In today’s competitive marketplace, it is essential for professional advisers and their firms to remain aligned with clients’ changing needs and expectations. A well‑designed client feedback programme is a powerful tool that can be scaled up to support this objective.
This article outlines ten practical tips to help embed success into your scaled-up client feedback programme and highlights factors which, if ignored, can make it harder to realise its full value.
1. Keep clients at the centre of what you do
Keeping clients at the centre of everything your firm does makes good business sense. By understanding client opinions and needs, firms are better positioned to create client‑perceived value, win more work, and mitigate risk.
2. Secure senior buy‑in to scale-up and link outputs to the business plan
Your client feedback programme should be clearly positioned as part of the firm’s business plan, delivering benefits for clients, fee earners, and the firm as a whole. Link feedback questions directly to business objectives. When insight aligns with strategic priorities, it becomes more actionable and valuable. If outputs cannot be linked to business goals, the issue is usually either who is being interviewed or how questions are framed, both of which can be addressed.
3. Choose the right scale-up team
Successful programmes are led by a small, diverse team who champion the initiative across the firm. Typical roles include an executive sponsor, project manager, data specialist, and administrative support, with key adovates in each office/practice group. These roles rarely require full‑time commitment and will evolve as the programme matures. The project manager is particularly important, often starting as the scale-up process manager and developing into a strong advocate for the programme’s success.
4. Demonstrate return on investment
Return on investment should be visible and meaningful. ROI typically falls into two categories, soft and hard.
- Soft ROI relates to process and engagement, such as programme launch, increased response rates, improved engagement with hard‑to‑reach clients, training outcomes, and internal or external communications. While these benefits may not always be easily monetised, they can have a wide cultural and reputational impact.
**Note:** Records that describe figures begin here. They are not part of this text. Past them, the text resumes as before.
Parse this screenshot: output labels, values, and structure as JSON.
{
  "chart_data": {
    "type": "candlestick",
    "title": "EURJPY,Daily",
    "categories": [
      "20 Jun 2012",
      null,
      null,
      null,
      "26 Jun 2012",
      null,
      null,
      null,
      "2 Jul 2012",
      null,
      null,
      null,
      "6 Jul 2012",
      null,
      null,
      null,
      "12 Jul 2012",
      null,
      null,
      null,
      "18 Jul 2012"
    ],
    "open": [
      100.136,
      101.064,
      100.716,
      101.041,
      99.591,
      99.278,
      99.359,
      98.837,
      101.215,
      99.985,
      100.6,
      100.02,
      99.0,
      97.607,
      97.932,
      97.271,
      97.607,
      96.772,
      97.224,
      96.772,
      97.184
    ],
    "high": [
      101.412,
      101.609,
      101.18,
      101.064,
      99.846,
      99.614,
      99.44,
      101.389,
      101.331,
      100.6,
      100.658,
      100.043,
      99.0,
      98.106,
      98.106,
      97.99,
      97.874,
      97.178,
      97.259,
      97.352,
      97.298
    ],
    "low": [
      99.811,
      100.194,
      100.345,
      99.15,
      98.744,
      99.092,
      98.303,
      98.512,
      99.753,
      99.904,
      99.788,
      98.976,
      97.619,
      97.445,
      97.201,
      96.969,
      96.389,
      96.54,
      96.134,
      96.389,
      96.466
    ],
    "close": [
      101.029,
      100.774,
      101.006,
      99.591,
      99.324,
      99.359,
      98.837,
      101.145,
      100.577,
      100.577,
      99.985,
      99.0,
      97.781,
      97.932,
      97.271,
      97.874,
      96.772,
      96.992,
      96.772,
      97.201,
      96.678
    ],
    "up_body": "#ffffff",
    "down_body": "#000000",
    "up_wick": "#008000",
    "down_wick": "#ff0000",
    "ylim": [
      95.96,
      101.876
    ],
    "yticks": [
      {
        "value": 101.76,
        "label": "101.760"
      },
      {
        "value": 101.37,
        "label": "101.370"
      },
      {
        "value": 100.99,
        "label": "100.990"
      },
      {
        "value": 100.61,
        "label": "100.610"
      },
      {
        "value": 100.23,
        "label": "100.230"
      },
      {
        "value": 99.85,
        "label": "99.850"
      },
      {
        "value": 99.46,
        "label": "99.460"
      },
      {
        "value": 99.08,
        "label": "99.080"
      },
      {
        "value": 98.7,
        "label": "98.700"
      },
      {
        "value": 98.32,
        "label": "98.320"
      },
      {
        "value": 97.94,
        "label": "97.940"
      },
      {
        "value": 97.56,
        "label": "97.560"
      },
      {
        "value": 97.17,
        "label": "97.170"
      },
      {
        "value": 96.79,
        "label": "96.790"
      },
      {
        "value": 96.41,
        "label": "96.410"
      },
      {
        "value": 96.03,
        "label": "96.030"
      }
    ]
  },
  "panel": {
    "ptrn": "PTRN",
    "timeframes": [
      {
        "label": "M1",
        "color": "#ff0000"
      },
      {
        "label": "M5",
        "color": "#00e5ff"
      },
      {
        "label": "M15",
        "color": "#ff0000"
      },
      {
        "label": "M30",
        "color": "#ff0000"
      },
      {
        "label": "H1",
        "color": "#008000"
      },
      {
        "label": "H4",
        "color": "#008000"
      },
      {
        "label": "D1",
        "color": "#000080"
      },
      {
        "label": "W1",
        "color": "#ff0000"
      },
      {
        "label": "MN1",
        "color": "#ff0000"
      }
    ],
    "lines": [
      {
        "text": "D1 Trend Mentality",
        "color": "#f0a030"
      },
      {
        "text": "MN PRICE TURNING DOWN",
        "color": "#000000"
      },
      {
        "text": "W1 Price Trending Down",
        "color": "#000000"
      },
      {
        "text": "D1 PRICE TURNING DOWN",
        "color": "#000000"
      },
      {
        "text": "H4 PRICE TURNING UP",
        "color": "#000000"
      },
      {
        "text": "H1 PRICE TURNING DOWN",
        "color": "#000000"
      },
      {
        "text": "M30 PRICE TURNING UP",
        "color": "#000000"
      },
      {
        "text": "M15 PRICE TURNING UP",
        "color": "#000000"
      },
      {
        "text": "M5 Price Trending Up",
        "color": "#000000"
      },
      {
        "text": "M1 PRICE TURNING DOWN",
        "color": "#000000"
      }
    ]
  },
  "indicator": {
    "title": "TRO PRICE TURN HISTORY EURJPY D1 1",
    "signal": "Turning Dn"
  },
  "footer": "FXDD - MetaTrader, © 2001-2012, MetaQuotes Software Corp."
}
- Hard ROI links directly to commercial outcomes, such as retaining at‑risk clients, winning new mandates, increasing revenue, resolving issues, and identifying cross‑sell opportunities. These benefits can be quantified and reported.
5. Set and report key performance indicators
KPIs should reflect the maturity of the programme and the firm’s business objectives, and are often closely aligned to ROI. Early‑stage programmes may focus on participation rates or satisfaction measures, while more advanced programmes may combine satisfaction, recommendation metrics, and service delivery indicators. Consistent internal benchmarking helps track performance, identify trends, and define what success looks like.
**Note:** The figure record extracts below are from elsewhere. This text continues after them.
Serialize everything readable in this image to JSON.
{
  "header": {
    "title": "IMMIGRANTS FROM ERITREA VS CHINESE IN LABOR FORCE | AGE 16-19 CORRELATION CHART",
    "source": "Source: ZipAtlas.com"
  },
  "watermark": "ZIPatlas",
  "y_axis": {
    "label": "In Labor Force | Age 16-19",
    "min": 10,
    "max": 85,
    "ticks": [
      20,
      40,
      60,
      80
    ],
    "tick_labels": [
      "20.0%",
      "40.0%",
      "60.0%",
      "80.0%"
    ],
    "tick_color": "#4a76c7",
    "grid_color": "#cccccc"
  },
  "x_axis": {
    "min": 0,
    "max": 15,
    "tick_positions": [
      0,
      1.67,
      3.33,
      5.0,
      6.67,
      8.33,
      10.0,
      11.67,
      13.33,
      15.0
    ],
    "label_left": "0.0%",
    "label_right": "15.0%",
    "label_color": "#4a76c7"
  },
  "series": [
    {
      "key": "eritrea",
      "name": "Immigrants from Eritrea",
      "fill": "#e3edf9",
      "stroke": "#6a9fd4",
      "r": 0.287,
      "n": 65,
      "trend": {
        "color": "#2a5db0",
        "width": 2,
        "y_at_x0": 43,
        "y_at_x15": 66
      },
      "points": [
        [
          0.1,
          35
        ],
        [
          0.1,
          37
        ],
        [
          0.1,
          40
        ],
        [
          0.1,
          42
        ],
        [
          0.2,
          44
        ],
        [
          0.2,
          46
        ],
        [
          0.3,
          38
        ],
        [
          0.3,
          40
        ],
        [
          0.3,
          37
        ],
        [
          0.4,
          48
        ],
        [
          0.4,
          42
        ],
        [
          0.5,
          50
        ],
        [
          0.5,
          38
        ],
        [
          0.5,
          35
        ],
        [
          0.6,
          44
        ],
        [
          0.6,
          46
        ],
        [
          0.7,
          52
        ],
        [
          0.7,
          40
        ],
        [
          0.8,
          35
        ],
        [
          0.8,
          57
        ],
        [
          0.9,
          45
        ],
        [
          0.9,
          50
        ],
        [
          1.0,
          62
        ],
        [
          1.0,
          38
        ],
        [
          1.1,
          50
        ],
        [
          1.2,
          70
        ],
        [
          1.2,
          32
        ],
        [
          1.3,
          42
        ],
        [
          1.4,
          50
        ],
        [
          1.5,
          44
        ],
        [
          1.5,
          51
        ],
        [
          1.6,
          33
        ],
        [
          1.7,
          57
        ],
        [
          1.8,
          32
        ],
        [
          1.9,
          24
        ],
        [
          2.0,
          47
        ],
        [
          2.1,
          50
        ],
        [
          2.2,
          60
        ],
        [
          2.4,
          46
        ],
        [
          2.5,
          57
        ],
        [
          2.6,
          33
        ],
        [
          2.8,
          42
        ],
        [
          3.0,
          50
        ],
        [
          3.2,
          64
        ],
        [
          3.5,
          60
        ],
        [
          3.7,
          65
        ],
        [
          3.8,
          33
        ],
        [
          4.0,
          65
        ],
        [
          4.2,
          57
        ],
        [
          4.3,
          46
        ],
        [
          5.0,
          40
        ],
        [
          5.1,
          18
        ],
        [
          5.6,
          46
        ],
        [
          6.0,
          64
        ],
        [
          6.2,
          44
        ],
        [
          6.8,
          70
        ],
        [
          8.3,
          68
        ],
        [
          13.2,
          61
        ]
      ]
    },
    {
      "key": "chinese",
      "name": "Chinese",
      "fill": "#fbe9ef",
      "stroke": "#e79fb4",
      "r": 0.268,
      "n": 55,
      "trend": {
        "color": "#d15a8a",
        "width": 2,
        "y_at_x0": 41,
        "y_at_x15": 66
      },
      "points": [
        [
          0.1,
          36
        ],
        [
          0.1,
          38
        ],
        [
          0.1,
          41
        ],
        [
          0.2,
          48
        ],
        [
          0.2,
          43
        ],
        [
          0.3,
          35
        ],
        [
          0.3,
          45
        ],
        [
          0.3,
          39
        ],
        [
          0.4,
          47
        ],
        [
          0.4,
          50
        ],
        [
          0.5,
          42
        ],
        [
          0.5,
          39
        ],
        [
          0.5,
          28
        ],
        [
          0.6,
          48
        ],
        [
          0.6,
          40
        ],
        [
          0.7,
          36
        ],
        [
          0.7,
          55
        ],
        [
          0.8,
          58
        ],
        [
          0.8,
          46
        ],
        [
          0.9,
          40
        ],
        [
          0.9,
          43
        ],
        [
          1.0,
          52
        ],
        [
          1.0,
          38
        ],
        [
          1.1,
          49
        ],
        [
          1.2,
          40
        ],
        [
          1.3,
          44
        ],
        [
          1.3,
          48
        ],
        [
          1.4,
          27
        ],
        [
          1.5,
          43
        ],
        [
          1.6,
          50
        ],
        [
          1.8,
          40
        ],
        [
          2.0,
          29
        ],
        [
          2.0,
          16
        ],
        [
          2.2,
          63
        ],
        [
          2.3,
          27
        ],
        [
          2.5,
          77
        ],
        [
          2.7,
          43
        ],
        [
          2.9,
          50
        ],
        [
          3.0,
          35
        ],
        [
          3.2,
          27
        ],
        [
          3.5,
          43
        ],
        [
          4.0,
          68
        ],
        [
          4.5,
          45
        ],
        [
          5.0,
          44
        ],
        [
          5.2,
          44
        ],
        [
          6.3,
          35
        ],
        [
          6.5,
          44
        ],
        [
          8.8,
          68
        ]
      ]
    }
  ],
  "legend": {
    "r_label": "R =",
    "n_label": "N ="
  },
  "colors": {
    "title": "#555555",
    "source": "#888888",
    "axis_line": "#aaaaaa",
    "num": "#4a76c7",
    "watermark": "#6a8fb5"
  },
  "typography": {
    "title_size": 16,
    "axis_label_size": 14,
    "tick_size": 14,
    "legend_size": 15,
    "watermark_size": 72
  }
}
6. Offer flexible interview options
Offering different interview formats improves participation and acceptance. Interview methods should reflect client importance, complexity, and geography. In practice, this may involve in‑person or virtual interviews for key clients, telephone interviews for dispersed clients, and online web-surveys for more transactional relationships.
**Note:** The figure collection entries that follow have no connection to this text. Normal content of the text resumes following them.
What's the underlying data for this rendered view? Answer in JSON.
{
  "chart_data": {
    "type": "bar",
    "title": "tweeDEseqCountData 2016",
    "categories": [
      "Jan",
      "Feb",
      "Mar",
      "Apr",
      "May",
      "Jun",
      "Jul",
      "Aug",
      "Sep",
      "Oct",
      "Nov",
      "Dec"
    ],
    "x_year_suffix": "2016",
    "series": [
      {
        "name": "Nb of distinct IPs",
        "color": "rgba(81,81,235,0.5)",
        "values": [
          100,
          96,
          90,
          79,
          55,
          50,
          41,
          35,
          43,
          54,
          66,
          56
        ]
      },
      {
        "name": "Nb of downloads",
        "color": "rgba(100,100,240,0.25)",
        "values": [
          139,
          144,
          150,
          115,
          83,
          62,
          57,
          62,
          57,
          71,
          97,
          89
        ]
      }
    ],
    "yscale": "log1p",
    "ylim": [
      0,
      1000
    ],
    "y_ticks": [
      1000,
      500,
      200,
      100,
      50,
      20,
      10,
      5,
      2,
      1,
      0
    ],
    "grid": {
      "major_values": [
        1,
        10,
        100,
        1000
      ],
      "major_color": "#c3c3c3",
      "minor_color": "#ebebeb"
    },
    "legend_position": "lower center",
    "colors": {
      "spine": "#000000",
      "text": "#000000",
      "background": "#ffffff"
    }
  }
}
7. Welcome both positive and negative feedback
Most feedback in professional services is positive, but relying only on favourable responses creates risk. Indifferent or negative feedback provides vital insight and opportunities for improvement. Negative feedback should be viewed as a chance to learn, strengthen service delivery, and reduce future risk. When issues are addressed effectively, they can often be turned into success stories.
8. Reward and recognise success
Recognising success reinforces the value of the programme, this is a key role of a managing partner or CEO. Fee earners benefit from acknowledgement for good service, recommendations, and commercial outcomes. Structured recognition, and constructive responses when issues arise, help embed learning across the firm. Everyone has a role in meeting client expectations.
9. Communicate clearly and consistently
Communication is critical, both externally and internally. Clients should hear a clear message of thanks, listening, and action. Internally, communication should share insight themes, ROI, and KPIs, supported by evidence and clear analysis. Gap analysis between client expectations and service delivery is often an effective way to communicate findings.
10. Take action
Client feedback only creates value when it leads to action; more feedback invariably means more action. Insight should be treated as a catalyst for improvement, whether changes are large or small. The key principle is accountability. Someone, somewhere, must own the action arising from feedback to ensure learning is translated into better client outcomes.